At big companies, software has to go through various approvals
before it can be launched. And the cost of doing this can be
enormous—in fact, discontinuous. I was talking recently to a
group of three programmers whose startup had been acquired a few
years before by a big company. When they'd been independent, they
could release changes instantly. Now, they said, the absolute
fastest they could get code released on the production servers was
two weeks.
This didn't merely make them less productive. It made them hate
working for the acquirer.
Here's a sign of how much programmers like to be able to work hard:
these guys would have paid to be able to release code immediately,
the way they used to. I asked them if they'd trade 10% of the
acquisition price for the ability to release code immediately, and
all three instantly said yes.
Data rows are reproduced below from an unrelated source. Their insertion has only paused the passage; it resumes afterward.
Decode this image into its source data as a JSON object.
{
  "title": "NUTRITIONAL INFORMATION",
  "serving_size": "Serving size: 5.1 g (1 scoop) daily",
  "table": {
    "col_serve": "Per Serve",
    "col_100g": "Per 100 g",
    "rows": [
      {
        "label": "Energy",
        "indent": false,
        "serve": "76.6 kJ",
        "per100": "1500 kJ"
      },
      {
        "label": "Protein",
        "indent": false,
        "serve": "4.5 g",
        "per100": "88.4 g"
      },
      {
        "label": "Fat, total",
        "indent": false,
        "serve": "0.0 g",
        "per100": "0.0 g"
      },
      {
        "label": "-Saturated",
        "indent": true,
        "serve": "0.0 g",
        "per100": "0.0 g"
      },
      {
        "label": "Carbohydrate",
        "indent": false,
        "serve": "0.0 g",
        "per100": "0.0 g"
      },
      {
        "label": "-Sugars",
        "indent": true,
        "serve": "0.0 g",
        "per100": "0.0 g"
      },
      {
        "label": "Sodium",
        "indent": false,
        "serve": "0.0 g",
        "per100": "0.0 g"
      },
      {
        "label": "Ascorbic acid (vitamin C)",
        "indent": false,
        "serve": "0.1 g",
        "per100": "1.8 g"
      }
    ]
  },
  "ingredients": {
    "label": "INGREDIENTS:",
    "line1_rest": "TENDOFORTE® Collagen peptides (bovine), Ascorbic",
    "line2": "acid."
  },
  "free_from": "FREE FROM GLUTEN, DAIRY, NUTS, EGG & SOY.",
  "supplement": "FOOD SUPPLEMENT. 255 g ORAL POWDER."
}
Then I asked what was the maximum
percentage of the acquisition price they'd trade for it. They said
they didn't want to think about it, because they didn't want to
know how high they'd go, but I got the impression it might be as
much as half.
They'd have sacrificed hundreds of thousands of dollars, perhaps
millions, just to be able to deliver more software to users. And
you know what? It would have been perfectly safe to let them. In
fact, the acquirer would have been better off; not only wouldn't
these guys have broken anything, they'd have gotten a lot more done.
So the acquirer is in fact getting worse performance at greater
cost. Just like the committee approving software purchases.
And just as the greatest danger of being hard to sell to is not
that you overpay but that the best suppliers won't even sell to
you, the greatest danger of applying too many checks to your
programmers is not that you'll make them unproductive, but that
good programmers won't even want to work for you.
Steve Jobs's famous maxim "artists ship" works both ways. Artists
aren't merely capable of shipping. They insist on it. So if you
don't let people ship, you won't have any artists.